In summing up its decision, rejecting all three, key holdings of the district court, the Court of Appeals noted, "[W]e conclude that the declarant consent provision is enforceable and consistent with the CCIOA. Because the unit owners did not obtain Metro Inverness’ written consent, their attempt to remove the declaration’s arbitration provision was ineffective. Accordingly, we conclude that the declaration still contains a valid and enforceable arbitration agreement as set forth in section 16.6."
What about subcontractors?
By now it should be evident that the Vallagio decision is a clear win for developers, who have the ability to foist arbitration of construction defect claims on condominium associations and unit owners permanently by means of a well-crafted declaration.
Developers prefer arbitration in these contexts for a number of reasons. First, arbitrations are private proceedings between the parties. They are not a matter of public record, unlike lawsuits, which are filed with court clerks. When a developer’s condominium project is leaking like a sieve, the last thing that the developer wants is to be in the newspapers, with reporters quoting chapter and verse about the defects in the complaint.
Second, arbitrations, for the most part, are binding with limited rights to appeal. Thus, they provide a sense of finality to the parties and very often they proceed quicker than a lawsuit. This final, expeditious process favors a developer, who wants to conclude any dispute process quickly so that it could devote all of its energy to selling condominium units instead of defending a long, drawn-out lawsuit.
Third, arbitrations provide limited discovery.

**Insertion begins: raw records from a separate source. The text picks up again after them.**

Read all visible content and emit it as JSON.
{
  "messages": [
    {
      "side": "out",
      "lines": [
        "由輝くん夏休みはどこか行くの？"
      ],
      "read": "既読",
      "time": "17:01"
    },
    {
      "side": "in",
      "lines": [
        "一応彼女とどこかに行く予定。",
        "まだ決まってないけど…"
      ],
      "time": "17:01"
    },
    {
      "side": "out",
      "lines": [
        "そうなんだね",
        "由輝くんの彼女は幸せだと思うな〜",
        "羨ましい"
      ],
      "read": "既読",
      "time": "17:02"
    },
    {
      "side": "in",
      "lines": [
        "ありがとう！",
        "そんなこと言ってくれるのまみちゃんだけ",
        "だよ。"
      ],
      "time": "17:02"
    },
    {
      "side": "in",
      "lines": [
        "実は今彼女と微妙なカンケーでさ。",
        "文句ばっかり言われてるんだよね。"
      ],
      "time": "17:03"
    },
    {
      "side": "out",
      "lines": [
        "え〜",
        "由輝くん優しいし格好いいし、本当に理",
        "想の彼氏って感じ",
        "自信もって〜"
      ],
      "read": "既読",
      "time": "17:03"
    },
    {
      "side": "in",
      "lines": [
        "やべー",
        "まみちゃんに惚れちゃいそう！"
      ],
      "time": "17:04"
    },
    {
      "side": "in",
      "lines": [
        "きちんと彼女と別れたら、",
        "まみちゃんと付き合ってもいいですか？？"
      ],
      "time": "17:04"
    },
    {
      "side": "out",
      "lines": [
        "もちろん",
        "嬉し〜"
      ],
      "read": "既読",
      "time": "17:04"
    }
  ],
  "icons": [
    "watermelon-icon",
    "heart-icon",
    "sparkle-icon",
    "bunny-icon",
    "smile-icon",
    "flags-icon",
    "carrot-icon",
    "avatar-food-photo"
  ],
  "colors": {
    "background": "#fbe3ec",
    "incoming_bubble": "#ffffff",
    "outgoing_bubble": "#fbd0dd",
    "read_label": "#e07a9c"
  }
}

Again, when the developer is accused of providing a defective condominium property, the last thing that it wants to engage in is an extensive discovery process of document production, answering interrogatory questions and sitting for depositions. While some of this discovery is available in arbitration proceedings, it is very limited and often dependent on the preference of the arbitrator and the consent of the parties.
These are just a few of the reasons why a developer would want something like Section 16.6 in its declaration or master deed for a condominium development. But what about plumbing engineers or material suppliers, who often act as subcontractors involved in the construction of an allegedly defective condominium development?

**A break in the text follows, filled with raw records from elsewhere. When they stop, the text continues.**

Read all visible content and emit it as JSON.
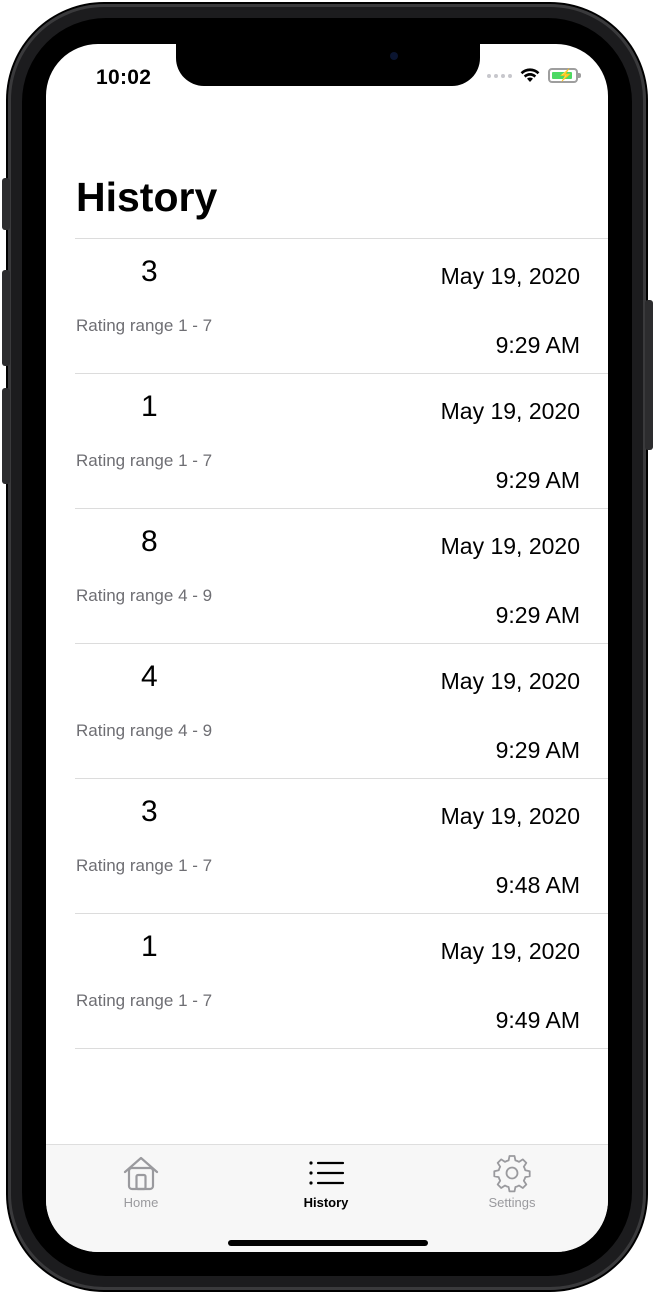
{
  "status_bar": {
    "time": "10:02"
  },
  "page": {
    "title": "History"
  },
  "history": [
    {
      "rating": "3",
      "range": "Rating range 1 - 7",
      "date": "May 19, 2020",
      "time": "9:29 AM"
    },
    {
      "rating": "1",
      "range": "Rating range 1 - 7",
      "date": "May 19, 2020",
      "time": "9:29 AM"
    },
    {
      "rating": "8",
      "range": "Rating range 4 - 9",
      "date": "May 19, 2020",
      "time": "9:29 AM"
    },
    {
      "rating": "4",
      "range": "Rating range 4 - 9",
      "date": "May 19, 2020",
      "time": "9:29 AM"
    },
    {
      "rating": "3",
      "range": "Rating range 1 - 7",
      "date": "May 19, 2020",
      "time": "9:48 AM"
    },
    {
      "rating": "1",
      "range": "Rating range 1 - 7",
      "date": "May 19, 2020",
      "time": "9:49 AM"
    }
  ],
  "tab_bar": {
    "tabs": [
      {
        "label": "Home",
        "icon": "home-icon",
        "selected": false
      },
      {
        "label": "History",
        "icon": "list-icon",
        "selected": true
      },
      {
        "label": "Settings",
        "icon": "gear-icon",
        "selected": false
      }
    ]
  },
  "colors": {
    "battery": "#4cd964",
    "secondary_text": "#6e6e73",
    "inactive_tab": "#9a9a9e"
  }
}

The Vallagio decision is quite favorable for them, too. First, if the association wants to seek relief from a plumbing subcontractor who worked on the project, the association has to do so by means of a separate lawsuit. Unlike the developer, the plumbing subcontractor is not a party to an agreement to arbitrate and thus, as a general rule, it cannot be compelled to arbitrate its disputes.
If, on the other hand, the Colorado Court of Appeals had affirmed the district court and allowed the association to sue the developer in court, then the association could join all of the subcontractors to the same lawsuit, and assert claims for negligence, breach of warranty and the like. This is a far more cost-effective, streamlined approach for the association, which does not want to maintain costly, parallel proceedings (arbitration against the developer and lawsuits against the subcontractors who worked on the project).
While most “armchair” construction attorneys see the obvious benefits to developers in the Court of Appeals decision, the case also merits a closer look for plumbing subcontractors and material suppliers. These parties also stand to benefit, albeit indirectly, from the inclusion of a permanent, mandatory arbitration in the declaration of a Colorado condominium development.